A hundred and fifty dollars, Yuk Fah thought.  At least I’m worth more than when I was eight–three times as much.  And now she thinks I’m ‘not bad looking’ – ha. 

“Well, he said he wants to marry her.  That’s his business.  Anyway I only paid fifty dollars for her plus ten dollars to the broker and she has worked for us for nine years,” said Master Lee.  “So we will make money.  Besides, if we wait too long, we don’t know who else might want to marry her and when.  I think we should take the offer.”

“As long as you get me someone else to replace her.  She is getting to an age when she will be thinking about men, and who knows what will happen then.  And I’ve seen how you’ve been looking at her recently when you didn’t think I was watching,” Mistress Lee added in an accusatory tone.  “So, yes this is a good time.  But don’t you dare think of having first rights to her before the wedding.”

“No, no, you know I wouldn’t do that.  He’s willing to pay all this because she’s a virgin.”

“Well, you’d better not forget.”

I was lucky up to now, she thought.  I’ve sensed him eyeing me.  I’ve heard of other girls forced to go to bed with their masters.  Their mistresses took hard revenge on them afterwards even if the girls hadn’t wanted to.

“Yuk Fah, come here,” she heard him call.  She entered the dining room keeping her expression blank, eyes averted, pretending she had heard nothing.

“Yuk Fah, there’s a man who wants to marry you,” he said without a preamble. 

Her heart leaped.  She had heard right!  An actual marriage, a husband.  To become a wife and not a concubine.  She could really escape this life!  She could have a home of her own.  And maybe a family!  The hope and joy that suddenly flooded her entire being rushed to her cheeks.

Master Lee thought she blushed from modesty and he said kindly, “ I leave it up to you.  He is thiry-six years old and you are only seventeen.  He said his wife died and he has two children.  I have heard he is a hard worker, so you will always have enough to eat.  One more thing, he is not Punti but Sai Yup.  I told your father when you left, that I would try to marry you to another Punti.   But his is the first offer.  I don’t know when there might be another.”

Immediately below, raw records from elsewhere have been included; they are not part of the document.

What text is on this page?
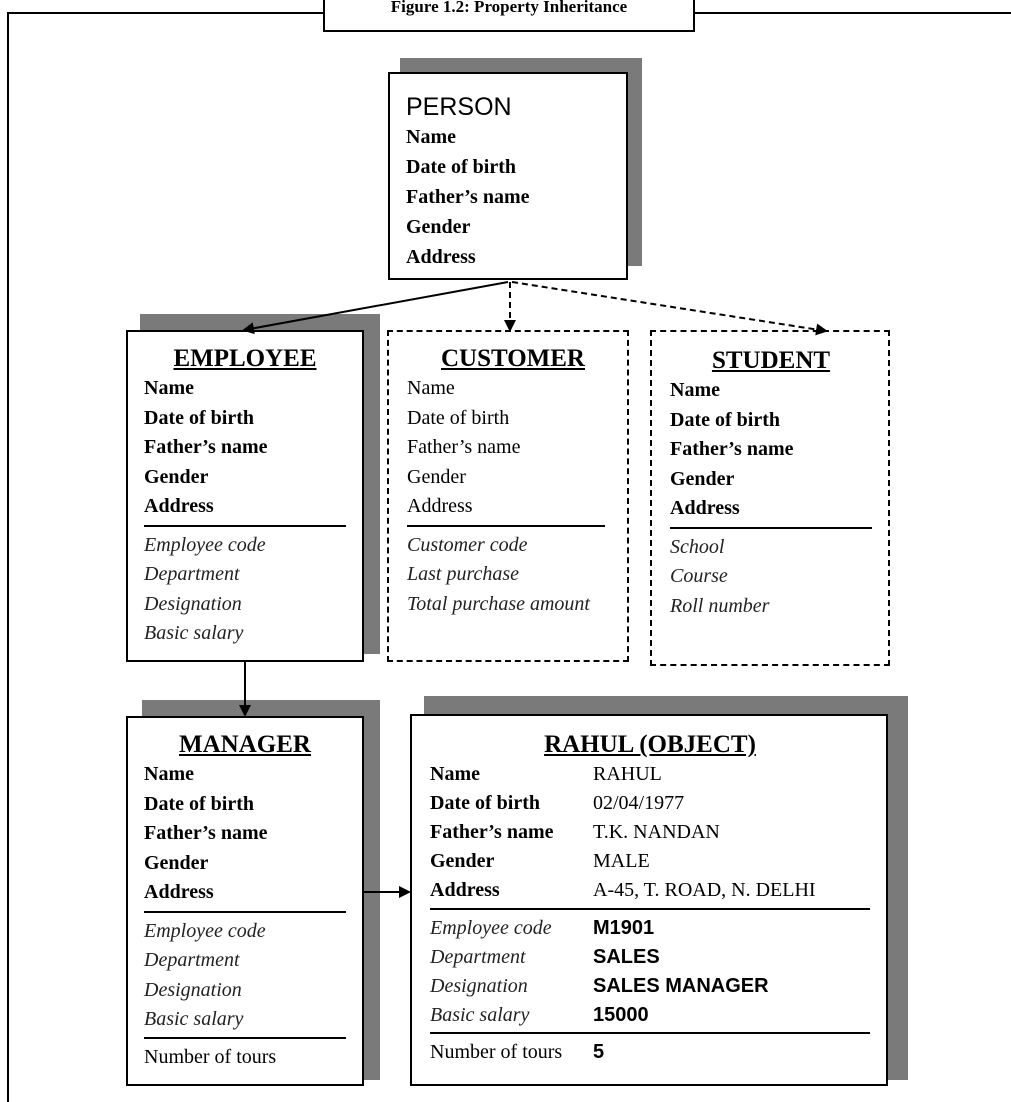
Figure 1.2: Property Inheritance
PERSON
Name
Date of birth
Father’s name
Gender
Address
EMPLOYEE
Name
Date of birth
Father’s name
Gender
Address
Employee code
Department
Designation
Basic salary
CUSTOMER
Name
Date of birth
Father’s name
Gender
Address
Customer code
Last purchase
Total purchase amount
STUDENT
Name
Date of birth
Father’s name
Gender
Address
School
Course
Roll number
MANAGER
Name
Date of birth
Father’s name
Gender
Address
Employee code
Department
Designation
Basic salary
Number of tours
RAHUL (OBJECT)
Name	RAHUL
Date of birth	02/04/1977
Father’s name	T.K. NANDAN
Gender	MALE
Address	A-45, T. ROAD, N. DELHI
Employee code	M1901
Department	SALES
Designation	SALES MANAGER
Basic salary	15000
Number of tours	5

Yuk Fah was surprised by Master Lee’s generosity when he said, “You want some time to think it over?  I don’t need to tell him until the day after tomorrow.”

Her thoughts tumbled across each other.  Thirty-six years old.  And he has children.  But if I don’t take this chance, who knows how long it will be before I get another?  Suppose it never comes?  Or suppose the next offer is from a sixty-year old, toothless lecher?  Wai Fat noticed me today.  But he only wants to fool around and he drinks and gambles.  He’s not going to settle down.  No use dreaming.  Athough he is really handsome.  Never mind.  Better be smart and take freedom when I can.  To actually be married.  And to a Christian, whatever that means.  Thirty-six.  Twice as old as me.  And what’s he look like?  Probably no Wai Fat.  But he cares enough to want to marry me.  And Master Lee said he is a hard worker.   So I won’t have to eat table scraps anymore. 

“No need to wait,” she said decisively.  “Tell him, yes, I will marry him.”